Siapa saja dari mereka yang melakukan pengguguran kandungan, berarti telah berbuat dosa dan telah melakukan tindak kriminal yang mewajibkan pembayaran diyat (tebusan) bagi janin yang gugur. Diyatnya adalah seorang budak laki-laki atau perempuan, atau sepersepuluh diyat manusia sempurna (yaitu 10 ekor onta), sebagaimana telah diterangkan dalam hadits shahih dalam masalah tersebut.
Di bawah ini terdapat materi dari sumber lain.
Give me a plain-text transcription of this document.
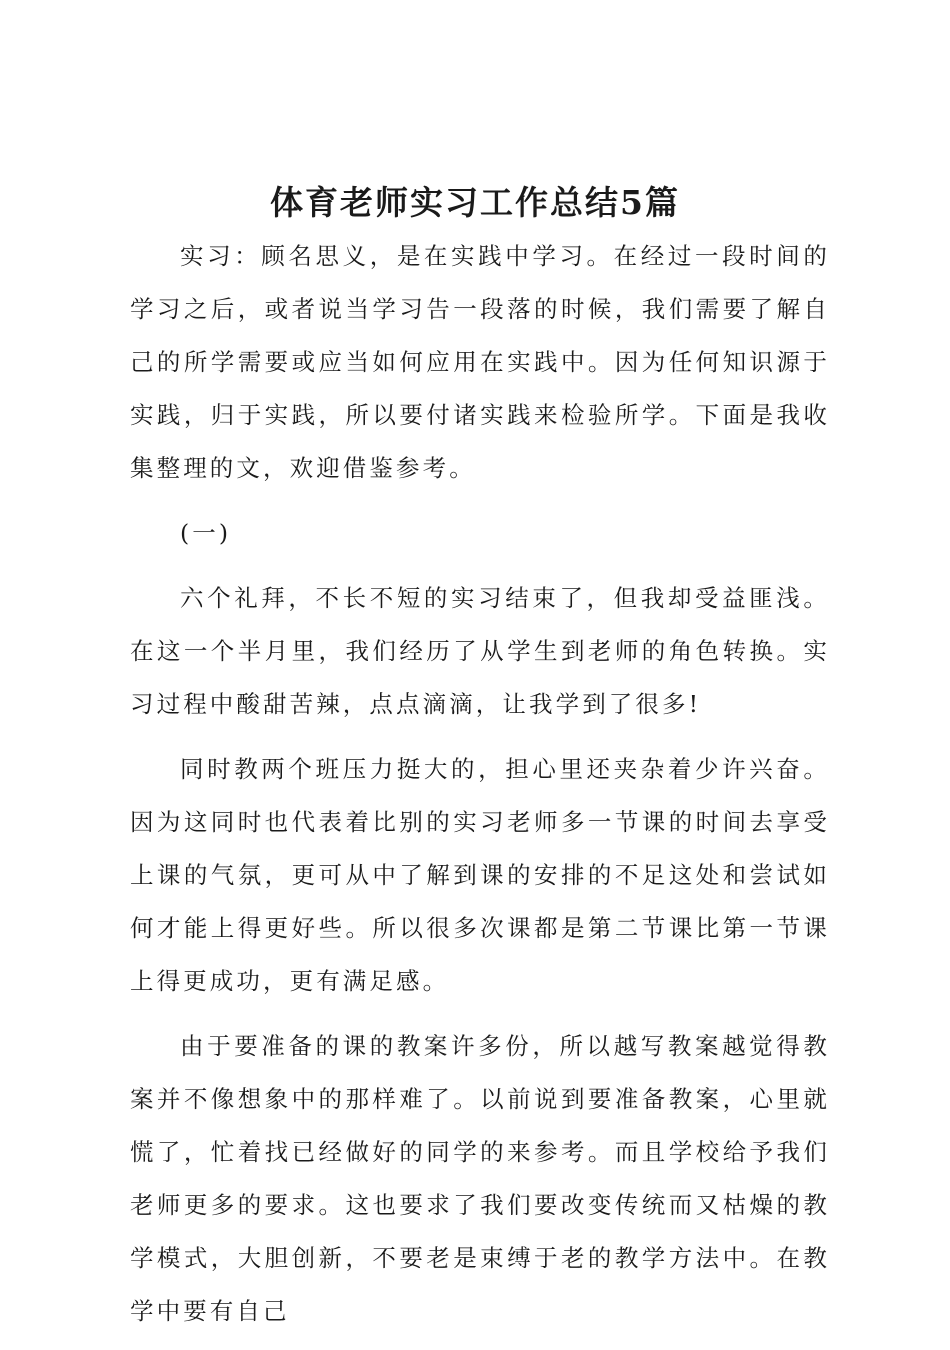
体育老师实习工作总结5篇

实习：顾名思义，是在实践中学习。在经过一段时间的学习之后，或者说当学习告一段落的时候，我们需要了解自己的所学需要或应当如何应用在实践中。因为任何知识源于实践，归于实践，所以要付诸实践来检验所学。下面是我收集整理的文，欢迎借鉴参考。

(一)

六个礼拜，不长不短的实习结束了，但我却受益匪浅。在这一个半月里，我们经历了从学生到老师的角色转换。实习过程中酸甜苦辣，点点滴滴，让我学到了很多!

同时教两个班压力挺大的，担心里还夹杂着少许兴奋。因为这同时也代表着比别的实习老师多一节课的时间去享受上课的气氛，更可从中了解到课的安排的不足这处和尝试如何才能上得更好些。所以很多次课都是第二节课比第一节课上得更成功，更有满足感。

由于要准备的课的教案许多份，所以越写教案越觉得教案并不像想象中的那样难了。以前说到要准备教案，心里就慌了，忙着找已经做好的同学的来参考。而且学校给予我们老师更多的要求。这也要求了我们要改变传统而又枯燥的教学模式，大胆创新，不要老是束缚于老的教学方法中。在教学中要有自己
Rasulullah SAW bersabda :
Rasulullah SAW memberi keputusan dalam masalah janin dari seorang perempuan Bani Lihyan yang gugur dalam keadaan mati, dengan satu ghurrah, yaitu seorang budak laki-laki atau perempuan…” (HR. Bukhari dan Muslim, dari Abu Hurairah RA) (Abdul Qadim Zallum, 1998).
Maka solusinya adalah, dari individu harus membekali diri dengan akidah dan pendidikan agama yang kuat, bimbingan oleh orang tua di rumah sesuai agama. Menciptakan dan memgarahkan agar bergaul di lingkungan yang baik. Sistem yang ada harus memfasilitasi lingkungan yang baik bagi warganya agar tidak mudah melakukan kemaksiatan. Tentu sistem yang seperti ini tak bisa jika bukan menggunakan aturan dari Sang Maha Pencipta, yaitu Allah. Maka butuh segera diterapkan aturan Allah agar sesuai fitrah manusia dan membawa kebaikan untuk semua umat manusia.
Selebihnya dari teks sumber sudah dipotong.